On the tapes, released to the media, Batista says that he is looking to have his company receive favors from government ministries, that he is in contact with prosecutors who are informing him about investigations and that he is bribing Cunha to keep him from entering into a plea-bargain arrangement.
Temer, for his part, either murmurs apparent approval or simply listens without making any comment, behavior that legal analysts have interpreted as explicit support for the unlawful actions.
The tapes have led to calls for Temer's resignation, even from within the ruling coalition his Brazilian Democratic Movement Party (PMDB) leads, while the documents released Friday by the Supreme Court could further damage the already highly unpopular president.
Temer could be removed from office by different means, including via an impeachment process or a separate one whereby the lower house votes to put him on trial before the Supreme Court.
In one document released Friday by the high court and catalogued as "Attachment 9," Batista said that between 2010 and 2011 he made monthly payments of 100,000 reais ($29,500 at the current exchange rate) in exchange for "favors" from the Agriculture Ministry.
He also said he would provide evidence to back up the allegations.

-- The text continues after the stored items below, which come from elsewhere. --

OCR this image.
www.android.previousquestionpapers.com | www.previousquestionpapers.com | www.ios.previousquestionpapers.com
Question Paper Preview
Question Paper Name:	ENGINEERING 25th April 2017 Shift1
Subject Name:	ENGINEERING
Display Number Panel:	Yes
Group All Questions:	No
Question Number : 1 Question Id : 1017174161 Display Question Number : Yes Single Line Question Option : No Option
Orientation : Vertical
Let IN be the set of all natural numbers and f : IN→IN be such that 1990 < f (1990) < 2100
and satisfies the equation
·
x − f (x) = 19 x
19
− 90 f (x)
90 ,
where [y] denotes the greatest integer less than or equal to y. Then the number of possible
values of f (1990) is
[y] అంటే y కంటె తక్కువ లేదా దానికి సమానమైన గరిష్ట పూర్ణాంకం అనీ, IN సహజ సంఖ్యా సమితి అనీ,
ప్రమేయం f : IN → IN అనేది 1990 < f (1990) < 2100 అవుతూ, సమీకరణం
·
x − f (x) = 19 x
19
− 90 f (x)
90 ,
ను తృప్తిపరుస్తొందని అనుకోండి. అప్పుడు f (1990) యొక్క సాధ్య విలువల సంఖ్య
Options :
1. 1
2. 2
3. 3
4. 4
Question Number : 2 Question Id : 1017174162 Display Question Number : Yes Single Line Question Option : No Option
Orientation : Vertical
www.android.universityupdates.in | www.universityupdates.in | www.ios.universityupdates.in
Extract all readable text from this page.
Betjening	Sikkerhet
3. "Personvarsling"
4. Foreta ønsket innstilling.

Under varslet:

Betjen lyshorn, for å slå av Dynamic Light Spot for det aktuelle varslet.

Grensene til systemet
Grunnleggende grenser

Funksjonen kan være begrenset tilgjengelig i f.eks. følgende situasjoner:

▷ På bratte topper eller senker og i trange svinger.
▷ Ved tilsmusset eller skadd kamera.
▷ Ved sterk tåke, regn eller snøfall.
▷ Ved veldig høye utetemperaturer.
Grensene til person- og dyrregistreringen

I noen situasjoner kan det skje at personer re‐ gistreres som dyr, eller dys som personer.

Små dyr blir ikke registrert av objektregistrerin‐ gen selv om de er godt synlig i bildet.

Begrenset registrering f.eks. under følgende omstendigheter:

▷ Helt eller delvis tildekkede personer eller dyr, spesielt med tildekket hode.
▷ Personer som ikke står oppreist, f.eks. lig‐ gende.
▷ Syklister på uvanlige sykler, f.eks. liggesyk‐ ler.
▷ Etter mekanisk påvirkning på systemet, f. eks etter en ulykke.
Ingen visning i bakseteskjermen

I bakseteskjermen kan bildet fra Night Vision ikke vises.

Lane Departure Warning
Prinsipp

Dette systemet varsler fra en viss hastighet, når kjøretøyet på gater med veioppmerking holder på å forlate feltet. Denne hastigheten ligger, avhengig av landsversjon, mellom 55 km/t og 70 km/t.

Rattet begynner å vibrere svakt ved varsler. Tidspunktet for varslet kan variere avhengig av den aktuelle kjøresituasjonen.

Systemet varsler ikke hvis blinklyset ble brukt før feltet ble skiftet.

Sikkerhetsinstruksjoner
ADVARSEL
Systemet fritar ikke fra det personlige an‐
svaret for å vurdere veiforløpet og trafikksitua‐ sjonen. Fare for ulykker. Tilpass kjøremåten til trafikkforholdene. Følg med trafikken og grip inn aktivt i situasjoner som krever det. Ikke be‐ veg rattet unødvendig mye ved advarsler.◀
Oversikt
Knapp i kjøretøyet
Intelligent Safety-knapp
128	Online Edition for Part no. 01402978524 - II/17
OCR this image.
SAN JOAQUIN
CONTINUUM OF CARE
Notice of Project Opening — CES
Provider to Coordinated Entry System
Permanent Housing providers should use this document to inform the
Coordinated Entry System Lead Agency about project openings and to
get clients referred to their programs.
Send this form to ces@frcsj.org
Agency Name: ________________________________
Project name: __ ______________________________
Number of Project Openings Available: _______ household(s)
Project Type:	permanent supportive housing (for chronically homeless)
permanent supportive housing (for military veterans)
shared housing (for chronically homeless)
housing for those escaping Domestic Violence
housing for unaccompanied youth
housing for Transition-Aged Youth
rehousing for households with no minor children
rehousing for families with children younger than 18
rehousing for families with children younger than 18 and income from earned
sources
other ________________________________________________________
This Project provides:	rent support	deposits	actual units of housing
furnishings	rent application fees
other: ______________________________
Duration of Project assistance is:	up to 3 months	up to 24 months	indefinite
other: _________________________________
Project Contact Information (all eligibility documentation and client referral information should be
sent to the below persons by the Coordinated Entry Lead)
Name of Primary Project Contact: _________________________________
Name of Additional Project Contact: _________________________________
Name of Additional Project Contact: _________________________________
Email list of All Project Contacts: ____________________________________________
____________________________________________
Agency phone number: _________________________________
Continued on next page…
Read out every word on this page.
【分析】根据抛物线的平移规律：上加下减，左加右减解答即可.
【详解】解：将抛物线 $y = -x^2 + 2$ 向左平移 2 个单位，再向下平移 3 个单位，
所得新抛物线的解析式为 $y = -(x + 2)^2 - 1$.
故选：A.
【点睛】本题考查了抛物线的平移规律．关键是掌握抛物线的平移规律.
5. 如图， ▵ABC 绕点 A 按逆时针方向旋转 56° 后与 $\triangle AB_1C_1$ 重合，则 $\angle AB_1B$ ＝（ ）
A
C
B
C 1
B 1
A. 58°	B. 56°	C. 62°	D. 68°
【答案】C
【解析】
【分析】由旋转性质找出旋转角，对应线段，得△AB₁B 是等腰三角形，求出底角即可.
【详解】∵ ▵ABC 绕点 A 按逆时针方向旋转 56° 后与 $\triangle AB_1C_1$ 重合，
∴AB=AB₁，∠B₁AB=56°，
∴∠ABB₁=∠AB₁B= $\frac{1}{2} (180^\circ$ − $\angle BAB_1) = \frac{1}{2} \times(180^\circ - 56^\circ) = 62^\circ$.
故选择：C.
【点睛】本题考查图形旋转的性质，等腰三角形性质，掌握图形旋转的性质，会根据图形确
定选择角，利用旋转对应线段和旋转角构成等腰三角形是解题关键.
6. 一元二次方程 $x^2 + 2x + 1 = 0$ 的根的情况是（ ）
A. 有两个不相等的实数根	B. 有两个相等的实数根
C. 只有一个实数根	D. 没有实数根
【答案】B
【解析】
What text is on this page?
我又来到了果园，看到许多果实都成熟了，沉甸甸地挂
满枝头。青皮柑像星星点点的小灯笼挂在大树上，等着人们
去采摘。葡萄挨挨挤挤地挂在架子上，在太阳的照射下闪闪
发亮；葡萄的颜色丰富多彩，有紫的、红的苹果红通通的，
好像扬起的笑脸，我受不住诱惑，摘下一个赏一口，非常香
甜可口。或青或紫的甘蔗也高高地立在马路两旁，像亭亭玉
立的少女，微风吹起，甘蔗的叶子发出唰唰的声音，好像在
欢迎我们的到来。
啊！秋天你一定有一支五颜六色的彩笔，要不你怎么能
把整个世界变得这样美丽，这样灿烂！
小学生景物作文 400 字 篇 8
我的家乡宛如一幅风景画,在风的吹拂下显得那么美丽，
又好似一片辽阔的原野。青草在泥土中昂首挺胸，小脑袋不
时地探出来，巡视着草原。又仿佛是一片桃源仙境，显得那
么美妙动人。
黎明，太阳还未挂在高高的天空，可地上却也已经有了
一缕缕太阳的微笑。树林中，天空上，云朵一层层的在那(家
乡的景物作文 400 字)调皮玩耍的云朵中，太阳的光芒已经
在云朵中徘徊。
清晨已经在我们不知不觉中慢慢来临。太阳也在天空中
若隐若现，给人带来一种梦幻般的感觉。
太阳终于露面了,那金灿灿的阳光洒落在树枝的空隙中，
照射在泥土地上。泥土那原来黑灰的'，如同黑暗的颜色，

The allegations of obstruction of justice against Temer caused Brazil's stock market to tumble on Thursday, with some analysts saying the president's woes would make it difficult to continue his austerity drive, including an overhaul of Brazil's pension system.
Temer, who has vehemently denied any wrongdoing and says he can guarantee the tapes provide no proof of guilt, took over the presidency last year when his predecessor, Dilma Rousseff, was forced to step aside and face an impeachment trial for allegedly violating budget laws.
Temer had been Rousseff's vice president.
Rousseff, whose Workers' Party (PT) had governed Brazil since 2003, was eventually ousted from office last year in what she termed a coup.
In the documents released by the Supreme Court, JBS executives also said they paid a total of $80 million to Rousseff and her political mentor and predecessor, Luiz Inacio Lula da Silva.
The plea-bargain testimony indicates the illegal payments were made to facilitate the company's access to loans from BNDES that date back to 2005.
Lula, who already is facing five corruption trials, including ones related to the Petrobras scheme, has denied any wrongdoing and previously said that anyone who attacks the integrity of BNDES has no idea of the seriousness of that institution.